Overfishing, climate change, habitat destruction and pollution remain major threats to the world's ocean. But amidst all that there is some seriously good ocean conservation news worth celebrating. So, to continue the tradition started last year, here is a run-down of "14 Ocean Conservation Wins for 2015" plus a report on Boyan Slat, a 21-year-old inventor who has built a device to remove plastic wastes from the world's lakes, rivers and oceans.

http://ecowatch.com/2015/12/27/ocean-victories-2015/


The Rock Islands in Palau in the Pacific Ocean are a UNESCO World Heritage Site.
Photo credit: Matt Rand / The Pew Charitable Trusts


15 Huge Ocean Conservation Victories of 2015
Ayana Elizabeth Johnson / Waitt Institute

(December 27, 2015) -- Overfishing, climate change, habitat destruction and pollution remain major threats to the world's ocean. But amidst all that there is some seriously good ocean conservation news worth celebrating. So, to continue the tradition started last year with listing 14 Ocean Conservation Wins of 2014, here's a rundown for 2015 that will hopefully fill you with #OceanOptimism. These wins represent the diligent efforts of organizations and individuals too numerous to list, so let's just start with a blanket shoutout to all of #TeamOcean for a great year.

1. More than 2 million square kilometers of ocean was protected in big new marine reserves. Marine reserves are areas completely closed to fishing, and 2015 saw more ocean protected in a single year than ever before.

Chile created Desventuradas Marine Park (297,000 square kilometers) and Easter Island Marine Park (631,000 square kilometers).

New Zealand created Kermadec Ocean Sanctuary (620,000 square kilometers).

Palau created Palau National Marine Sanctuary (500,000 square kilometers).

The UK announced the Pitcairn Island Reserve (833,000 square kilometers), and protected areas are in the works for Patagonia.

However, there is a broad consensus that 30 percent of the ocean should be fully protected in reserves, and these new designations only get us up to 1 percent -- but we'll take it!

2. New technology is being developed to combat illegal fishing. Designating all these new reserves means little without enforcement, and we can't enforce unless we know what's happening out on the water. One big tech effort launched this year is Global Fishing Watch, a partnership between Skytruth, Google and Oceana to track fishing vessels and identify illegal fishing. Another similar program is the Pew Charitable Trust's Virtual Watch Room. These technologies are in prototype phase and need significant improvement before they live up to expectations, but it's a promising and exciting development.



3. Illegal fishing boats are being chased down and caught! Sea Shepherd chased a pirate fishing boat on Interpol's most wanted list for 10,000 miles, until the boat sank (potentially on purpose to drown the evidence of illegal fishing).

Another boat was chased for four days, caught, and fined $2 million for illegally fishing in the Phoenix Islands Protected Area. The Black Fish and Environmental Justice Foundation have also been stepping up to make sure enforcement happens, but hopefully we can soon rely on law enforcement organizations, not environmental groups, to do this work.
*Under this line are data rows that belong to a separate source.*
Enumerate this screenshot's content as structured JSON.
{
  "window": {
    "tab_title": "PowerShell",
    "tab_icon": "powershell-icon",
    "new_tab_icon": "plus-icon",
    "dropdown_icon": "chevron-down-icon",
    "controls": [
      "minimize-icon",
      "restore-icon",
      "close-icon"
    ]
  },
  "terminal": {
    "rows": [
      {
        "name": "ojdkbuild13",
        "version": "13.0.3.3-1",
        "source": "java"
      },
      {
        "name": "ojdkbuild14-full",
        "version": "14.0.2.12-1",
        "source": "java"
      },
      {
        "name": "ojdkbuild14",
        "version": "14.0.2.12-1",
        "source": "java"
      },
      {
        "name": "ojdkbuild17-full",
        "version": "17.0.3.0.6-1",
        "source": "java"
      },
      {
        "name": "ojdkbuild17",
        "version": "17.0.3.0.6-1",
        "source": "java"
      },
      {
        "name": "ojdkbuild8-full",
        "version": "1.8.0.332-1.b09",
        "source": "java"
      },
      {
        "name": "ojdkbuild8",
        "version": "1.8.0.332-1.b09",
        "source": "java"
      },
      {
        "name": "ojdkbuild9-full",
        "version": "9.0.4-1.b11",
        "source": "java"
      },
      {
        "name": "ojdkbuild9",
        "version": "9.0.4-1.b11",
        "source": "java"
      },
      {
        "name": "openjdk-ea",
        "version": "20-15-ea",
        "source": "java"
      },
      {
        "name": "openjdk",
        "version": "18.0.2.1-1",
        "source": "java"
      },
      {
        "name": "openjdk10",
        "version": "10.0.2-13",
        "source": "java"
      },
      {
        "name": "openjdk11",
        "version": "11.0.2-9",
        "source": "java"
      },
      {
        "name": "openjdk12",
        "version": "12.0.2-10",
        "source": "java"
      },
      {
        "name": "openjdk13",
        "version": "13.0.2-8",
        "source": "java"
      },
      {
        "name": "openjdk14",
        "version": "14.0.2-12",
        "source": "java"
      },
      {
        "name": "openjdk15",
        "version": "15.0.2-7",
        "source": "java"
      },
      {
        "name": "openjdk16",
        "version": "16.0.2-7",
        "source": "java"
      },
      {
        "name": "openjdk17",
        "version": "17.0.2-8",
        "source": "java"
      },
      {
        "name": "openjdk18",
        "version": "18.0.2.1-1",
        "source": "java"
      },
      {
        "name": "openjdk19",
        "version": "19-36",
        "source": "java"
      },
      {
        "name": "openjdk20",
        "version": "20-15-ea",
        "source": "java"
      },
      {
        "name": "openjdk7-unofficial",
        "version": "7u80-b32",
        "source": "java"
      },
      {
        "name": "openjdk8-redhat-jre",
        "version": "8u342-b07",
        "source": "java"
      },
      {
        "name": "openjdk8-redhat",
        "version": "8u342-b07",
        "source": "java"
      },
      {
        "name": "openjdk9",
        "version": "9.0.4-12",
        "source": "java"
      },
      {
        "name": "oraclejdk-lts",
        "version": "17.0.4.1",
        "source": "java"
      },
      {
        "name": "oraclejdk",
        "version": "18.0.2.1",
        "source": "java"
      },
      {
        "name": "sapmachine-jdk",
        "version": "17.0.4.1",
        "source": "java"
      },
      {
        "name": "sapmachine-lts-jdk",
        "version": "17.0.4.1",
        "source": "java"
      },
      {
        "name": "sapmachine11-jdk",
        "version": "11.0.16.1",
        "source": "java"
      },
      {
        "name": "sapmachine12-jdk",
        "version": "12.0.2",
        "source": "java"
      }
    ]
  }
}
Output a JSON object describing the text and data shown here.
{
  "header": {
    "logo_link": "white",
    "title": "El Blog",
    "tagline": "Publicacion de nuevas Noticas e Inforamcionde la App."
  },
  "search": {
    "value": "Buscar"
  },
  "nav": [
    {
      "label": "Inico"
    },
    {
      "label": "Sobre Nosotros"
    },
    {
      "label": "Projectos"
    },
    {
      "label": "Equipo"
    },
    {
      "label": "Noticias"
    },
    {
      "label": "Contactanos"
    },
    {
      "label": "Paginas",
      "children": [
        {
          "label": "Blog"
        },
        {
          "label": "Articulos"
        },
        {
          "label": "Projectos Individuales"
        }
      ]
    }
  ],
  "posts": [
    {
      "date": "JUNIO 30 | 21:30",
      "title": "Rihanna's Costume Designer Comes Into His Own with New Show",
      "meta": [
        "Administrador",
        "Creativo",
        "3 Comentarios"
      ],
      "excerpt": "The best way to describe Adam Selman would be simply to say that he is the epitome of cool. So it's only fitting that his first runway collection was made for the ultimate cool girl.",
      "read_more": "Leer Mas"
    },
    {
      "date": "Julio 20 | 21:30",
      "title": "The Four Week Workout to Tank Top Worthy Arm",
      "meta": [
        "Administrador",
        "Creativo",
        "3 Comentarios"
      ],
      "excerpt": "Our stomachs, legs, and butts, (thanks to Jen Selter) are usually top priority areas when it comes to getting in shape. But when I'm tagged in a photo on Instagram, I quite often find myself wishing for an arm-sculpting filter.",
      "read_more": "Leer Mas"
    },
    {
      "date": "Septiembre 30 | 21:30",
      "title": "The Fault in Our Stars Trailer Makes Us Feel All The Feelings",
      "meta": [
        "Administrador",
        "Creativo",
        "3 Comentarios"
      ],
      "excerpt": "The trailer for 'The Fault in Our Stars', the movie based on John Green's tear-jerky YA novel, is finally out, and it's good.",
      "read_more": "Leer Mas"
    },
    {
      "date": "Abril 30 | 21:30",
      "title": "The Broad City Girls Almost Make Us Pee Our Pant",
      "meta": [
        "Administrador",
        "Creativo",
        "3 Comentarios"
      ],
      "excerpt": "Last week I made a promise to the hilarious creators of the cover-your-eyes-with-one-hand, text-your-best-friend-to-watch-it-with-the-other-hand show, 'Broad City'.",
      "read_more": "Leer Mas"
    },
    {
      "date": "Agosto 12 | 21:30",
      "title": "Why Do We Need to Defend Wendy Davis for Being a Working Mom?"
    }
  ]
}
4. Ocean conservation is one of the UN's new sustainable development goals. These goals set the UN's agenda for the next 15 years, and it wasn't clear the ocean would make the cut, but (voila!) Goal 14 is to "Conserve and sustainably use the oceans, seas and marine resources."

Specific targets include, by 2020, conserving 10 percent of the ocean (but see #1 above for how far we have to go and whether 10 percent is even enough), halting overfishing and illegal fishing, and ending the subsidies that encourage them. Addressing marine pollution and ocean acidification, and supporting small island states and small-scale artisanal fisheries are also priorities.

5. The Port State Measures Agreement is close to being ratified. Another one from the UN, this is an agreement aiming to "to prevent, deter and eliminate illegal, unreported and unregulated (IUU) fishing through the implementation of robust port State measures."

In other words, boats have to come into port eventually, so it's important to have international cooperation in place to prosecute the bad guys when they come ashore. IUU fishing is a major issue, representing ~$20 billion annually, and this measure will greatly increase enforcement capacity. The agreement will enter into force after 25 countries ratify it -- nine more ratifications to go, all expected in 2016.

6. The ocean is getting some good ink and screen time. Racing Extinction premiered in theaters, bringing the issues of trade in endangered species, overfishing and ocean acidification to the big screen.

The Discovery Channel promised to stop with all the fear-mongering and straight up fake documentaries during Shark Week. Richard Branson's philanthropy launched Ocean Unite, to pull together and support the ocean conservation community on communications.


"Racing Extinction" Trailer from Oceanic Preservation Society on Vimeo.



7. Sustainable fishing became understood as a human rights issue. Reporter Ian Urbina produced a slew of impressive investigative articles exposing the widespread human trafficking, slave labor and other horrors associated with major fisheries. Upworthy produced a series of pieces to get this info to a broader audience. Greenpeace has been fighting for fishers' rights, teaming up with five of the largest labor unions.

The "Statement of Solidarity With Greenpeace Campaign to Reform the Tuna Industry" begins: "We know that environmental and social justice issues are absolutely intertwined and increasingly solutions that protect workers are the same solutions that safeguard the environment and natural resources."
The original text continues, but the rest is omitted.